Continuous Photocatalytic Steam Reforming of Methanol in the Gas Phase Over Pt/Srtio3

For a defossilized energy system, CH3OH is currently discussed as hydrogen carrier. The chemically stored hydrogen can be released by aqueous photocatalytic methanol reforming under mild reaction conditions. Most studies explore photocatalytic methanol reforming in the liquid phase using batch reactors, whereas a scalable process requires continuous operation and easy product separation. Here, we study the gas-phase methanol photoreforming at 100 °C in a continuously operated flat-plate flow reactor illuminated by an LED array (λmax = 368 nm) using Pt-modified SrTiO3. Quantitative online analysis of the gas-phase products combined with diffuse reflectance infrared Fourier transform spectroscopy to study surface adsorbates reveal that formyl species are key intermediates with formaldehyde being the main valuable by-product. We propose a reaction mechanism consisting of the photooxidation of adsorbed methoxy species to formyl species followed by three parallel reactions in which formyl species are further converted to CO2 and H2 via formate, to CO and H2, and to methyl formate by reaction with methoxy species.
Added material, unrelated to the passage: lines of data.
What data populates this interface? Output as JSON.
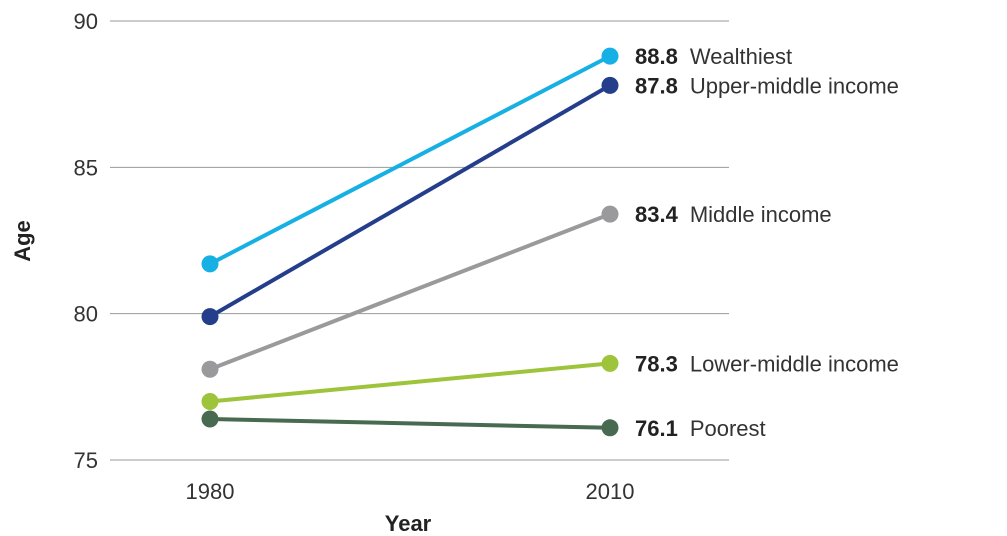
{
  "chart_data": {
    "type": "line",
    "title": "",
    "xlabel": "Year",
    "ylabel": "Age",
    "x": [
      "1980",
      "2010"
    ],
    "ylim": [
      75,
      90
    ],
    "yticks": [
      90,
      85,
      80,
      75
    ],
    "grid": true,
    "legend": "direct-labels-right",
    "series": [
      {
        "name": "Wealthiest",
        "values": [
          81.7,
          88.8
        ],
        "end_label": "88.8",
        "color": "#16b0e4"
      },
      {
        "name": "Upper-middle income",
        "values": [
          79.9,
          87.8
        ],
        "end_label": "87.8",
        "color": "#243e8c"
      },
      {
        "name": "Middle income",
        "values": [
          78.1,
          83.4
        ],
        "end_label": "83.4",
        "color": "#9a9a9c"
      },
      {
        "name": "Lower-middle income",
        "values": [
          77.0,
          78.3
        ],
        "end_label": "78.3",
        "color": "#9dc43b"
      },
      {
        "name": "Poorest",
        "values": [
          76.4,
          76.1
        ],
        "end_label": "76.1",
        "color": "#476a51"
      }
    ]
  }
}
We also show that the product selectivity to carbon-based products does not depend on the Pt loading, whereas the overall methanol conversion strongly depends on the Pt loading. Using optimized SrTiO3 photocatalysts with a Pt loading of 0.1 wt% resulted in a methanol conversion of more than 12 % using a gas hourly space velocity of 10 L g-1 h-1. Only a minor performance loss of the optimized photocatalyst was observed during extended operation, demonstrating that photocatalytic methanol reforming in the gas phase is preferred for the future scalable release of H2 from methanol, especially in smaller decentralized plants operating under intermittent conditions.